- Abdol Khan-e Pain Location within Iran
- Coordinates: 31°49′43″N 48°23′20″E﻿ / ﻿31.82861°N 48.38889°E
- Country: Iran
- Province: Khuzestan
- County: Karkheh
- District: Central
- Rural District: Seyyed Abbas

Population (2016)
- • Total: 3,061
- Time zone: UTC+3:30 (IRST)

= Abdol Khan-e Pain =

Village in Khuzestan province, Iran

Abdol Khan-e Pain (عبدالخان پايين) (Note: Also romanized as ‘Abdol Khān-e Pā'īn; also known as ‘Abdol Khān, Abdollāh Khān-e-Pā’īn, and Seyyed Abbas) is a village in, and the capital of, Seyyed Abbas Rural District of the Central District of Karkheh County, Khuzestan province, Iran. It was the capital of Shavur District until its capital was transferred to the city of Shavur.

==Demographics==
===Population===
At the time of the 2006 National Census, the village's population was 2,631 in 422 households, when it was in Shavur District of Shush County.

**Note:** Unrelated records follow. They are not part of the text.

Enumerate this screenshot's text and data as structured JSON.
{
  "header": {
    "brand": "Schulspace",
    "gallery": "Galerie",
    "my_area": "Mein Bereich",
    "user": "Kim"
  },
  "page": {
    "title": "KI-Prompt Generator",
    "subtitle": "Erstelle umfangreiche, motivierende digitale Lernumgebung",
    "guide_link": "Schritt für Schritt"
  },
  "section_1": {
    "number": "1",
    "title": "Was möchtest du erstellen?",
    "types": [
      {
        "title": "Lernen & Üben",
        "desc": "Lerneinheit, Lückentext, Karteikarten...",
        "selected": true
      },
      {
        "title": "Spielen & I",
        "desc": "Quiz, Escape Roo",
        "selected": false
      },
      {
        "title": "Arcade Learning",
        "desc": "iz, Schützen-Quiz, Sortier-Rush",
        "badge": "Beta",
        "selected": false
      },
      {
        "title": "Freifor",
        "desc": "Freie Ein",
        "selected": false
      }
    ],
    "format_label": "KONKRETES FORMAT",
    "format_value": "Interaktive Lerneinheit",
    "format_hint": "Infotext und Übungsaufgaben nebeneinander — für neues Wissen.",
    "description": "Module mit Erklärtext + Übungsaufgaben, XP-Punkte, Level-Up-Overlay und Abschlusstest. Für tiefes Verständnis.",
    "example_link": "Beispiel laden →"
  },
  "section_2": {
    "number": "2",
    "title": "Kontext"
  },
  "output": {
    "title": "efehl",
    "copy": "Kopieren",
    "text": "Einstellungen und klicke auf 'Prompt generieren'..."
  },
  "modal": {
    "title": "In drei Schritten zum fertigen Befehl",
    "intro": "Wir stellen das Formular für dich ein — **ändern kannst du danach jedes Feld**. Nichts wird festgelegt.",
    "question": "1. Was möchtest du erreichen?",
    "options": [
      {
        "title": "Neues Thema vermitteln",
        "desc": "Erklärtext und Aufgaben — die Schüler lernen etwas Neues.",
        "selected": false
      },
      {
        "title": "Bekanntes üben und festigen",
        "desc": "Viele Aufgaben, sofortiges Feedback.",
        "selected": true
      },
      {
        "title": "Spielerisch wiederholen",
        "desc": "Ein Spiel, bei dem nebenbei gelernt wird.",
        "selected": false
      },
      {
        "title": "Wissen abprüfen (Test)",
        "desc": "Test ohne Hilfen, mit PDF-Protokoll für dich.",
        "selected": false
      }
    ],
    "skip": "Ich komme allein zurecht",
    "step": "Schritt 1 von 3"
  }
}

The following census in 2011 counted 3,067 people in 715 households. The 2016 census measured the population of the village as 3,061 people in 795 households. It was the most populous village in its rural district.

In 2019, the district was separated from the county in the establishment of Karkheh County, and the rural district was transferred to the new Central District.